A living wage in my state is totally different than one in your state. The mortgage on my almost 3k sq ft house with a huge shop is about 1/2 what rent is in NY, NJ, or CA. About $1k a month.
If I knew I’d be king. I believe our addiction to cheap ■■■■ and crap food is a major source of the problem.
A waitress putting in the 40hours a week at the diner in Anywhere, USA should feel whole, not like she needs another job and food stamps.
Have we reached a point where that is impossible? Has automation and globalization replaced us? Then we need universal income. The robots should work for us, not the other way around.
Unfortunately that’s the future of tolls. I went back to tolls because It’s a much easier job than what I had and it still pays 25 an hour. I don’t need the extra money and refuse all OT. But toll collectors are dinosaurs. I came back because I can retire next year if I choose to do so.
I haven’t paid a toll since 1997. Partially because I work for them, but mainly because I do not put myself in a position where I’d have to pay tolls. I live in NJ. And yes, it can be done.
One other thing too. I also never put myself in a position to deal with heavy traffic. NJ is like an ant hill. I’m in my early 50s yet never in my entire life did I have to fight traffic to and from work. It can be done.
I really can’t answer your question. I’m a high school grad that has never had money problems. I don’t know what it’s like to be on a budget or be poor. And I’ve never had a job better than entry level.
Well no ■■■■■ But if you look at the statistics, a living wage for one person isn’t that much an hour anywhere. Might be higher in big cities, but most everywhere else, not that high. It gets much higher when you add dependents. What employer can be expected to pay that?
Oh I get that and a big part of my personal serenity in this area is the ability to travel heavily on the expensive but lighter traffic tolls, and the ability to set a schedule that avoids traffic.
I’m happy for you for that. This is the American Dream. I worry that you’re one of the last who gets it.
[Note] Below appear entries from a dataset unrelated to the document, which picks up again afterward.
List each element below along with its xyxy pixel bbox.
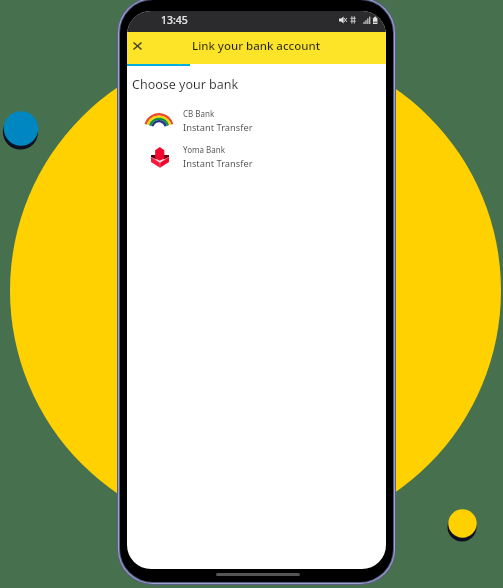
button[interactable]: Yoma Bank bbox=[127, 145, 386, 179]
staticText: Choose your bank bbox=[132, 76, 239, 93]
button[interactable]: CB Bank bbox=[127, 109, 386, 143]
staticText: Link your bank account bbox=[192, 38, 321, 54]
staticText: Yoma Bank bbox=[183, 144, 225, 155]
staticText: 13:45 bbox=[161, 13, 188, 27]
button[interactable]: Close bbox=[127, 35, 148, 57]
staticText: Instant Transfer bbox=[183, 157, 253, 170]
staticText: CB Bank bbox=[183, 108, 215, 119]
staticText: Instant Transfer bbox=[183, 121, 253, 134]
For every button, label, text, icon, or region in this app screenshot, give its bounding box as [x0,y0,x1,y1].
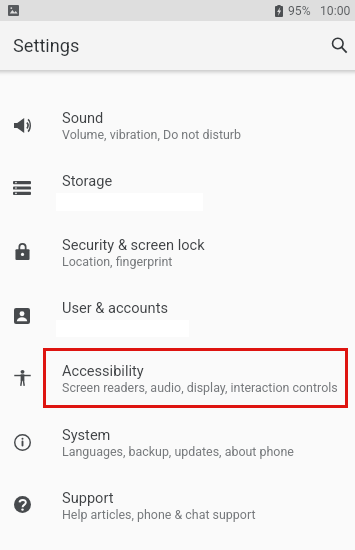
button[interactable]: Accessibility [0,351,355,409]
staticText: Location, fingerprint [62,254,173,269]
staticText: System [62,426,111,443]
staticText: Help articles, phone & chat support [62,507,256,522]
staticText: Accessibility [62,362,144,379]
staticText: Settings [13,35,80,56]
button[interactable]: User & accounts [0,288,355,346]
button[interactable]: Support [0,478,355,536]
staticText: Screen readers, audio, display, interact… [62,380,338,395]
staticText: Support [62,489,114,506]
staticText: User & accounts [62,299,168,316]
button[interactable]: System [0,415,355,473]
staticText: Sound [62,109,104,126]
staticText: Volume, vibration, Do not disturb [62,127,242,142]
button[interactable]: Search [314,26,354,66]
button[interactable]: Security & screen lock [0,225,355,283]
staticText: 95% [288,4,311,18]
staticText: Security & screen lock [62,236,205,253]
staticText: 10:00 [320,4,351,18]
button[interactable]: Sound [0,98,355,156]
button[interactable]: Storage [0,161,355,219]
staticText: Storage [62,172,113,189]
staticText: Languages, backup, updates, about phone [62,444,294,459]
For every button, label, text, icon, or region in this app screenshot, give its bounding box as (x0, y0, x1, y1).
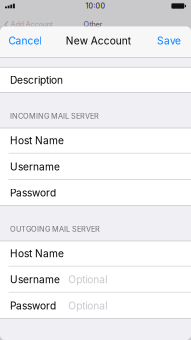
button[interactable]: Username (0, 154, 191, 180)
staticText: Optional (68, 274, 107, 286)
button[interactable]: Username (0, 267, 191, 293)
staticText: Save (157, 35, 181, 47)
staticText: Username (10, 161, 60, 173)
staticText: New Account (66, 35, 131, 47)
staticText: Optional (68, 300, 107, 312)
staticText: Password (10, 187, 56, 199)
button[interactable]: Cancel (0, 26, 47, 55)
staticText: Password (10, 300, 56, 312)
staticText: OUTGOING MAIL SERVER (10, 225, 100, 234)
staticText: Username (10, 274, 60, 286)
staticText: INCOMING MAIL SERVER (10, 112, 99, 121)
staticText: Description (10, 74, 63, 86)
staticText: Add Account (11, 20, 53, 29)
staticText: 10:00 (86, 2, 106, 10)
staticText: Host Name (10, 134, 64, 147)
button[interactable]: Description (0, 67, 191, 93)
button[interactable]: Host Name (0, 128, 191, 154)
button[interactable]: Password (0, 180, 191, 206)
staticText: Other (84, 20, 102, 29)
staticText: Cancel (8, 35, 41, 47)
staticText: Host Name (10, 247, 64, 260)
button[interactable]: Save (151, 26, 191, 55)
button[interactable]: Host Name (0, 240, 191, 267)
button[interactable]: Password (0, 293, 191, 319)
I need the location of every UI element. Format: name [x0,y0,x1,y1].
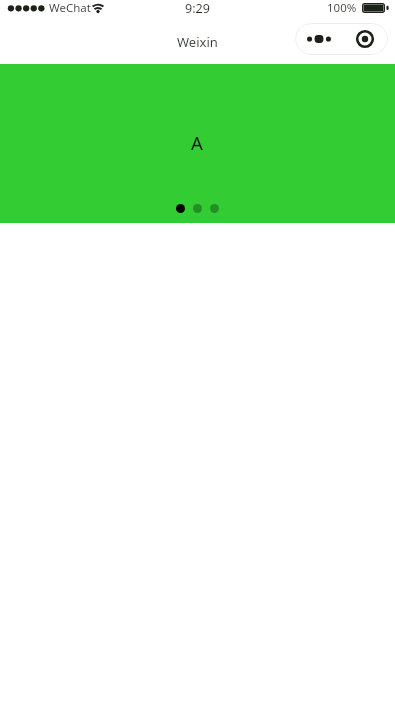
staticText: A [191,130,203,155]
staticText: 9:29 [185,0,210,17]
button[interactable]: Slide 1 [176,204,185,213]
staticText: WeChat [49,0,91,16]
button[interactable]: A [0,64,395,223]
staticText: Weixin [177,33,218,51]
button[interactable]: Slide 2 [193,204,202,213]
button[interactable]: More options [295,23,342,55]
button[interactable]: Slide 3 [210,204,219,213]
button[interactable]: Close mini program [342,23,388,55]
staticText: 100% [327,0,357,16]
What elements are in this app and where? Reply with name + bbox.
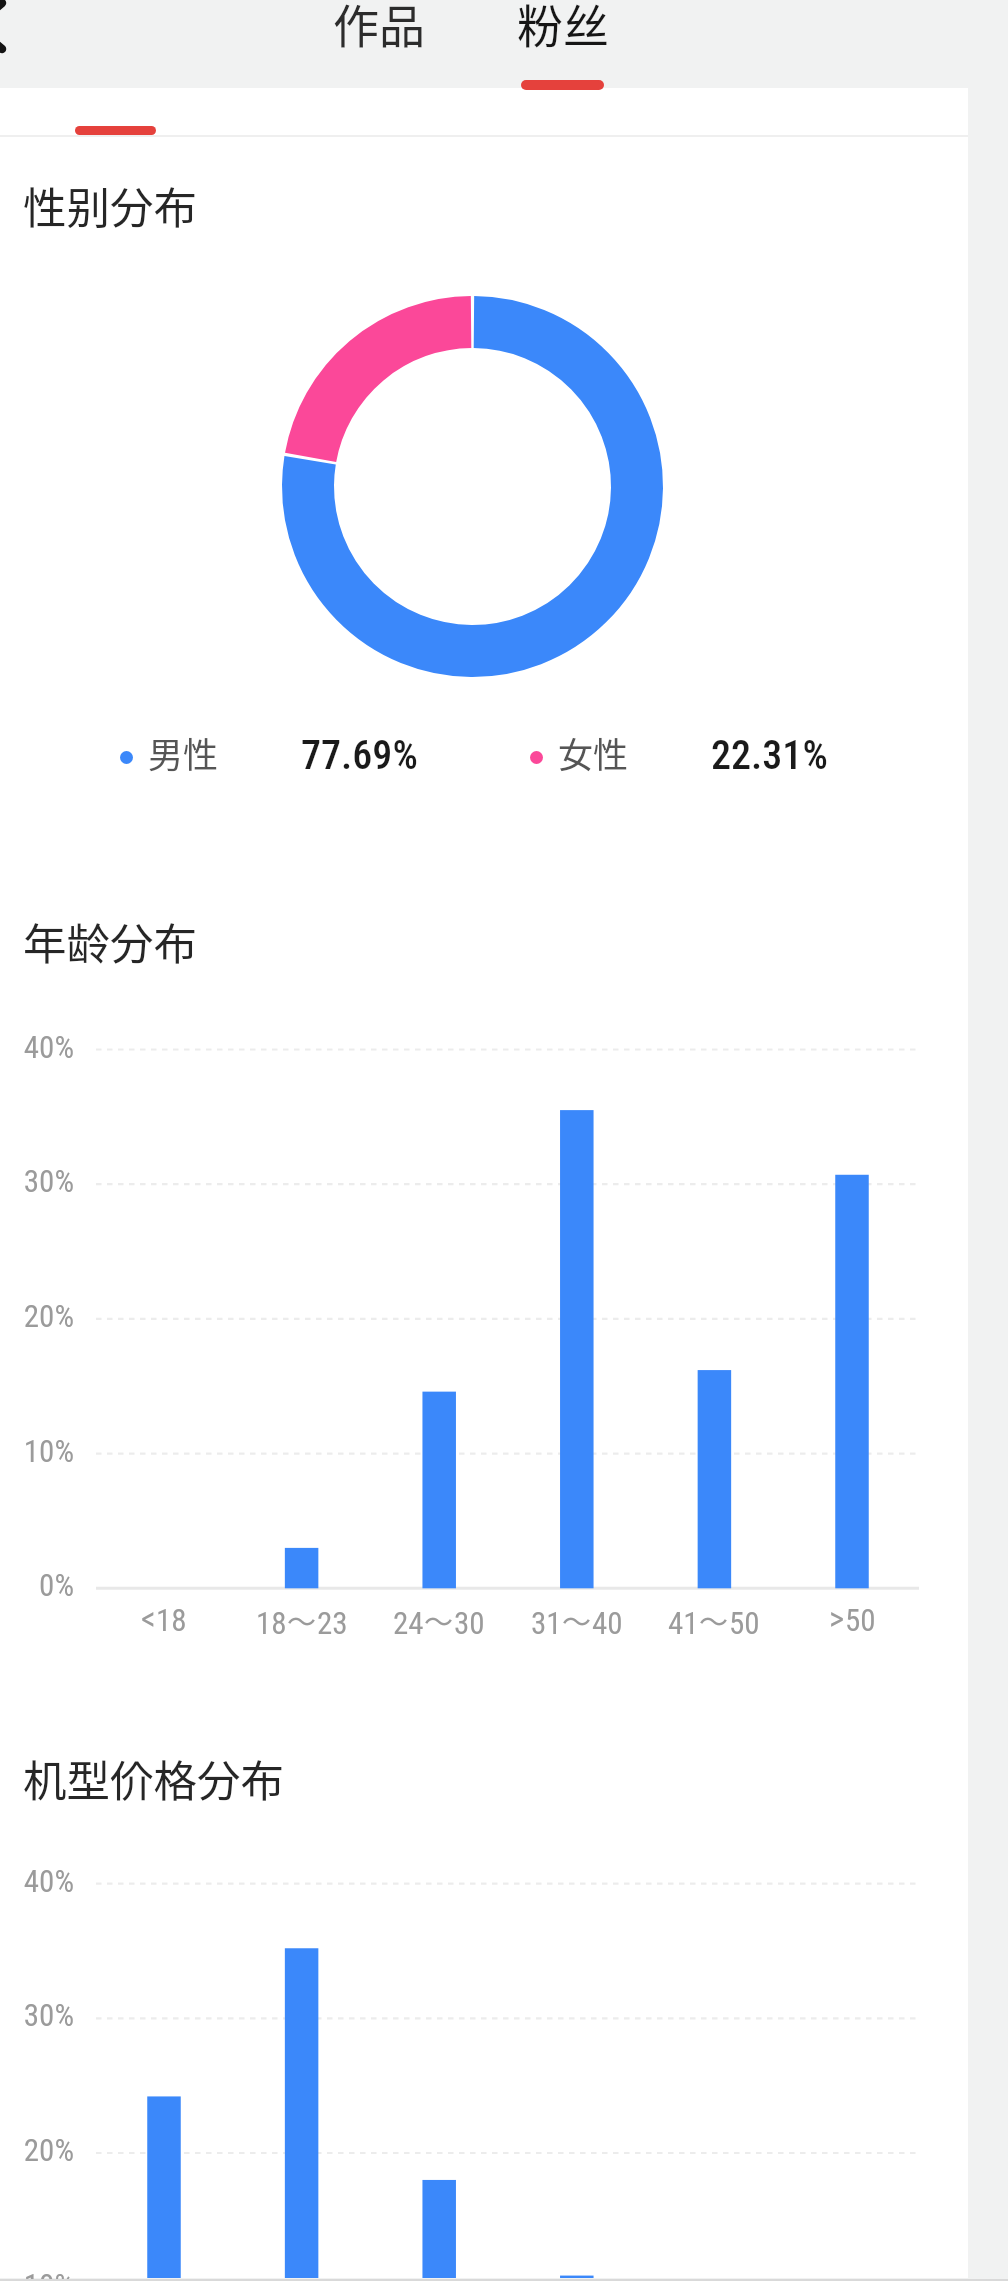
staticText: 77.69% bbox=[301, 732, 418, 779]
staticText: 24 bbox=[393, 1605, 424, 1641]
staticText: 男性 bbox=[148, 727, 219, 778]
staticText: 粉丝 bbox=[517, 0, 609, 57]
staticText: 20% bbox=[0, 2132, 74, 2168]
staticText: 30% bbox=[0, 1163, 74, 1199]
staticText: 10% bbox=[0, 2267, 74, 2284]
staticText: > bbox=[829, 1599, 845, 1638]
staticText: ～ bbox=[287, 1599, 317, 1641]
button[interactable]: Back bbox=[0, 0, 36, 78]
staticText: 机型价格分布 bbox=[23, 1747, 284, 1810]
staticText: 18 bbox=[156, 1602, 187, 1638]
staticText: 年龄分布 bbox=[23, 910, 197, 973]
button[interactable]: 作品 bbox=[300, 0, 457, 67]
staticText: 40% bbox=[0, 1029, 74, 1065]
staticText: 18 bbox=[256, 1605, 287, 1641]
staticText: 作品 bbox=[333, 0, 425, 57]
button[interactable] bbox=[75, 126, 156, 135]
staticText: 30 bbox=[454, 1605, 485, 1641]
staticText: 女性 bbox=[558, 727, 629, 778]
staticText: ～ bbox=[699, 1599, 729, 1641]
staticText: ～ bbox=[424, 1599, 454, 1641]
staticText: 0% bbox=[0, 1567, 74, 1603]
staticText: 性别分布 bbox=[23, 174, 197, 237]
staticText: ～ bbox=[562, 1599, 592, 1641]
staticText: 31 bbox=[531, 1605, 562, 1641]
staticText: 10% bbox=[0, 1433, 74, 1469]
staticText: 50 bbox=[845, 1602, 876, 1638]
staticText: 40% bbox=[0, 1863, 74, 1899]
staticText: 41 bbox=[668, 1605, 699, 1641]
staticText: 40 bbox=[592, 1605, 623, 1641]
button[interactable]: 男性 bbox=[119, 709, 449, 773]
staticText: 50 bbox=[729, 1605, 760, 1641]
staticText: 22.31% bbox=[711, 732, 828, 779]
staticText: 20% bbox=[0, 1298, 74, 1334]
button[interactable]: 女性 bbox=[529, 709, 859, 773]
staticText: < bbox=[141, 1599, 156, 1638]
button[interactable]: 粉丝 bbox=[484, 0, 641, 67]
staticText: 30% bbox=[0, 1997, 74, 2033]
staticText: 23 bbox=[317, 1605, 348, 1641]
Where I grew up, graduating from the public high school guaranteed you a job at any mill or manufacturing center within 300 miles, and a pay that would afford you 2.5 children and a few acre. But then the local mills got bought out by activist hedge funds who determined it was more profitable to close the them so they could pump prices in Kentucky…whoops, there goes 140 years of community for that shareholder profit.
You don’t have to explain that to me. When I graduated in high school in 1985 I had no need for college. There were plenty of jobs available. Jobs that paid well. I can list half a dozen. I had zero worries. That changed a long long time ago. I would be miserable if I graduated high school right now with the mindset I had back then.
The good ones. I rarely eat fast food but my fav two in the city both pay a livable wage for the area when you include their benefits.
If Walmart and the box stores can’t operate in town while paying its a employees a livable wage then they can get out.
If Bob’s Cleaner’s can’t keep a roof over their employee’s and Bob’s heads then Bob has gotta get off his ass, sell the corvette and start scrubbing too.
If a business can’t even support its employees, or the community its in, then how is it not a leech?
You’re forgetting something very important. Keep in mind that I’m with you for the most part. You can only pay the person working for you, you can’t account for their dependents. That varies per individual. I agree that a business should pay a living wage to the person they employ, but that may not cover their individual expenses. It may not cover their two kids and place they choose to live. You can’t expect a business to do that.
If you look at the living wage calculator for NJ that’s about right for a single person. It’s 10-12 dollars an hour for a single person. It may have gone up a few dollars since I last checked, but not too much. It’s when you add dependents it skyrockets. A single person with two dependents goes to over 30 dollars an hour.
I was never richer than in the late 80s when I was making 35-40k a year and still living at home rent free.
The only expenses I had was gas and car insurance. Sometimes my mother would pay that if she saw the bill first. I had more money than I knew what to do with. Then you move out and reality sets in. I’ve always lived comfortable and never on a budget, but I have never even come close to that time in the 80s.
That’s right even in NJ I know people who are single no kids are able to get by on $10/hr. The crazy thing today in a state like NJ, the cost per child for education, healthcare, food is around $50,000!
If you job made the same pay as sweeping floors in a grocery store, would you continue working where you are, or would you go sweep floors at a grocery store?
Sweeping floors at a grocery store is a minimum wage job (don’t ask how I know)…so if they raise the minimum wage to the point where it’s equal to what you’re currently making, you will need a raise or you will leave (which you just admitted).
Multiply that by the entire workforce, and add in the business owners, and you have prices going up. And everybody is in the same boat as before.
Raising the minimum wage is feel good legislation and nothing more.